Tackling latent risks in health IT security

BOSTON—Although they lay dormant, latent risks pose real potential to undercut health IT security, Fernando Martinez, senior vice president and CIO of Texas-based Parkland Health and Hospital System, said at the HIMSS’ Privacy and Security Forum on Sept. 9.

Martinez cited a survey in which 51 percent of employees indicated they would work around any security policies that restricted their technology use. “We don’t have a lot we can do to completely deal with the problem,” he admitted.

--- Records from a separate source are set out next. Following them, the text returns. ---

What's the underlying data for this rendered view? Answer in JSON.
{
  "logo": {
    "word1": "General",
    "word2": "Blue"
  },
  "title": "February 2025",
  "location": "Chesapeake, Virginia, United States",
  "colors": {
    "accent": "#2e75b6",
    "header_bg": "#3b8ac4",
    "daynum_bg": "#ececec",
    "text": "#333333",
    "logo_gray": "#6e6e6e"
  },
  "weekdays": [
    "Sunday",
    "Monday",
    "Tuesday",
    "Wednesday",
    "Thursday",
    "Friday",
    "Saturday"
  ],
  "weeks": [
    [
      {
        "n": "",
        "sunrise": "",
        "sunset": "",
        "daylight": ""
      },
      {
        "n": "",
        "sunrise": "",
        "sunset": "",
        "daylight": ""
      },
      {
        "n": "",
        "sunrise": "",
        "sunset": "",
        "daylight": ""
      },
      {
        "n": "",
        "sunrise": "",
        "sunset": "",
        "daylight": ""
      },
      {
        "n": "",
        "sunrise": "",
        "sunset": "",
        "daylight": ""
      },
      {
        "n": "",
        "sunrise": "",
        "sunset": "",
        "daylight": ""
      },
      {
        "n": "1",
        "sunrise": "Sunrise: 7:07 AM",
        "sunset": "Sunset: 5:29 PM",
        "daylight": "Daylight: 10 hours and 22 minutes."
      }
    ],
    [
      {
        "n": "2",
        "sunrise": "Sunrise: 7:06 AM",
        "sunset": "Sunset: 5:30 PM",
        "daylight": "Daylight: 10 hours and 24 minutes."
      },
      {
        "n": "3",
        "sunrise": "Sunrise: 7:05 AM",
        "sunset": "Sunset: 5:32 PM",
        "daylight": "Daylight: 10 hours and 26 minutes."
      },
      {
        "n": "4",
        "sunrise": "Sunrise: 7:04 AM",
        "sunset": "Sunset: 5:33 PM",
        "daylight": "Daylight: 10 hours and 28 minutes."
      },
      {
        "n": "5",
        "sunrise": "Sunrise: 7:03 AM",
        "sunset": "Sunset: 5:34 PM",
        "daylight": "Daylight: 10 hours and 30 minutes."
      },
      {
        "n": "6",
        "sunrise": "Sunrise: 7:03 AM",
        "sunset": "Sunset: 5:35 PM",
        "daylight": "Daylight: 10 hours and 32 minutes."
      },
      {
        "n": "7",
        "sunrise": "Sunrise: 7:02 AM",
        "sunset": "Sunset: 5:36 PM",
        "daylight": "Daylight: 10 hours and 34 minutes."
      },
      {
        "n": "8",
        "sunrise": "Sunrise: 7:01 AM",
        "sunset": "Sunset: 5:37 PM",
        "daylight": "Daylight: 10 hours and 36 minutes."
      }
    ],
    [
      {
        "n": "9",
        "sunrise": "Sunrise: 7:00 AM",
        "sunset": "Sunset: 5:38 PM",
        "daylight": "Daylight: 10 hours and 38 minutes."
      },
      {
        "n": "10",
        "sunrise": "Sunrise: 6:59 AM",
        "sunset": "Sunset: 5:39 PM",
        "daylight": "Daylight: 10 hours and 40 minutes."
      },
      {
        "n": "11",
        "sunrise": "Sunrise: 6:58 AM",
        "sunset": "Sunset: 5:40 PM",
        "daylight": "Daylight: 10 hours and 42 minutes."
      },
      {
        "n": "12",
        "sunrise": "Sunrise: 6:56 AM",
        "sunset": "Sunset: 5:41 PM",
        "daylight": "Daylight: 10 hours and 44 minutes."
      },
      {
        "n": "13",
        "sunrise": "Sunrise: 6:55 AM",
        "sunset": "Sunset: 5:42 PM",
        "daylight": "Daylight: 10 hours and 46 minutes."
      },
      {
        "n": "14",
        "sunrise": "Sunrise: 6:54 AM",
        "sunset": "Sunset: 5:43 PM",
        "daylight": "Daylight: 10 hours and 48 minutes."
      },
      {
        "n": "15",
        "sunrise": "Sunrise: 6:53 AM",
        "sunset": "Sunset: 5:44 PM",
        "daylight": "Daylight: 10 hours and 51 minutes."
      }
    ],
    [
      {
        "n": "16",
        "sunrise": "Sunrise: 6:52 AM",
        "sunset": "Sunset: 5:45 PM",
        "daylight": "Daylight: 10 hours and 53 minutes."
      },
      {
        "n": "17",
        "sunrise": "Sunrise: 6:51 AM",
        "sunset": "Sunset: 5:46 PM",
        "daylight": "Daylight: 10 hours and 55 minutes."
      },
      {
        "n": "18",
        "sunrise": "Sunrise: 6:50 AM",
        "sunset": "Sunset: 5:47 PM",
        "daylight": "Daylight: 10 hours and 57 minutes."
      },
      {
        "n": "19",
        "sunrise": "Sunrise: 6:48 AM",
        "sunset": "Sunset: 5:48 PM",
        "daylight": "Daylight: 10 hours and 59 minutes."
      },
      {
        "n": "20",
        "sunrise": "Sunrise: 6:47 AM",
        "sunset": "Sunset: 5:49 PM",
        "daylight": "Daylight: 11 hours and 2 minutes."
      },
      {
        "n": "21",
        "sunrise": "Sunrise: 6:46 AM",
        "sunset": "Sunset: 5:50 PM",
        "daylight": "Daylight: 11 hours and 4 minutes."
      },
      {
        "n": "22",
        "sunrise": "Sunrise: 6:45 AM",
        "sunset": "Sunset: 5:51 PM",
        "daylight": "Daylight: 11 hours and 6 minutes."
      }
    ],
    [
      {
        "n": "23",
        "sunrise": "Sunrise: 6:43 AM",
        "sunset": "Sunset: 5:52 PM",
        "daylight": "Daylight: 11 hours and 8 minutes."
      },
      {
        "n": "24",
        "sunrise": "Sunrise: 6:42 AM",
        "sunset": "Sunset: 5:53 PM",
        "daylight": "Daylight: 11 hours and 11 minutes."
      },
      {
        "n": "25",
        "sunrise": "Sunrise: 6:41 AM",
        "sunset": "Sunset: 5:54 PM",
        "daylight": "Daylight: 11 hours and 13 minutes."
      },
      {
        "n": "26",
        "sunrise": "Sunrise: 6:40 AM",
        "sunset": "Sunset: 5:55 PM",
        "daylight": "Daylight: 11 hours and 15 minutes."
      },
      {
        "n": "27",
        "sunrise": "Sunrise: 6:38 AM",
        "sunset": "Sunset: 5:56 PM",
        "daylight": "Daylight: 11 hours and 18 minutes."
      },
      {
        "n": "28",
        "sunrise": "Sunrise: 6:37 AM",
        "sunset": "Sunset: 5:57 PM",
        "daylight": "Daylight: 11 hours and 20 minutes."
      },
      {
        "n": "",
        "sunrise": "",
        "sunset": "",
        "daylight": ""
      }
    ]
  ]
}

However, Martinez pinpointed “latent risks” that deserve that to be on the radar of healthcare executives and IT security leaders:

• The Internet of Things (IoT): The interconnectedness of anything digital, which connects modalities not historically connected to hospitals, opens up a whole slew of security weaknesses—especially as larger amounts of data stream in. “The more things you connect, the more exploit vectors you have,” he said. With each new device connected, the risk portfolio grows.
• Business associates: “This is a big issue for us,” he said, as any company under contract with a hospital can be the locus of a breach or unauthorized access to protected health information.
• Distributed data: “This is a huge latent risk,” Martinez said, noting that this deals with the ease with which data are propagated. “Unless you have a fullproof way to mitigate this, you are not managing it well.”
• Cloud storage: Martinez compared it to nuclear power, noting when the tsunami disaster struck in Japan, many realized the risk potential inherent in this power source. “We haven’t had that big breach yet, we haven’t had that tsunami,” he said. Once data are in the cloud, he said there are “too many possibilities” around access boundaries and the life cycle of data, and limited ability to control data in the cloud.
• USB drives: Any removable media designed to interoperate with computer systems in healthcare settings create risk. “Anything you can plug in can simulate a network connection,” he said. In fact, even a smartphone getting charged up on a computer can be used to perpetuate an exploit, he said.
• Bring Your Own Device: “For me, it’s an area we have to come to terms with,” he said. Even the best virus protection can’t protect against malicious elements. If you have a key logger, it could compromise credentials.  
• Social engineering: The clever manipulating of the natural human tendency to trust is a security weakness. Martinez said his system launched phishing attacks against its own employees to see if the workforce would be susceptible to it. “The results were not good,” he said. “Human nature as it is, it’s a difficult, difficult problem to address.” Even education is not enough to prevent the problem.
• Data breach fatigue: With a reported 110 million U.S. victims of breaches, fatigue begins to set in, creating an overly lax attitude about breaches.

With these latent risks in mind, Martinez suggested the following considerations: cyber insurance; abstraction; anomalous activity detection and alarm systems; and education.

But, "there is no silver bullet,” he concluded.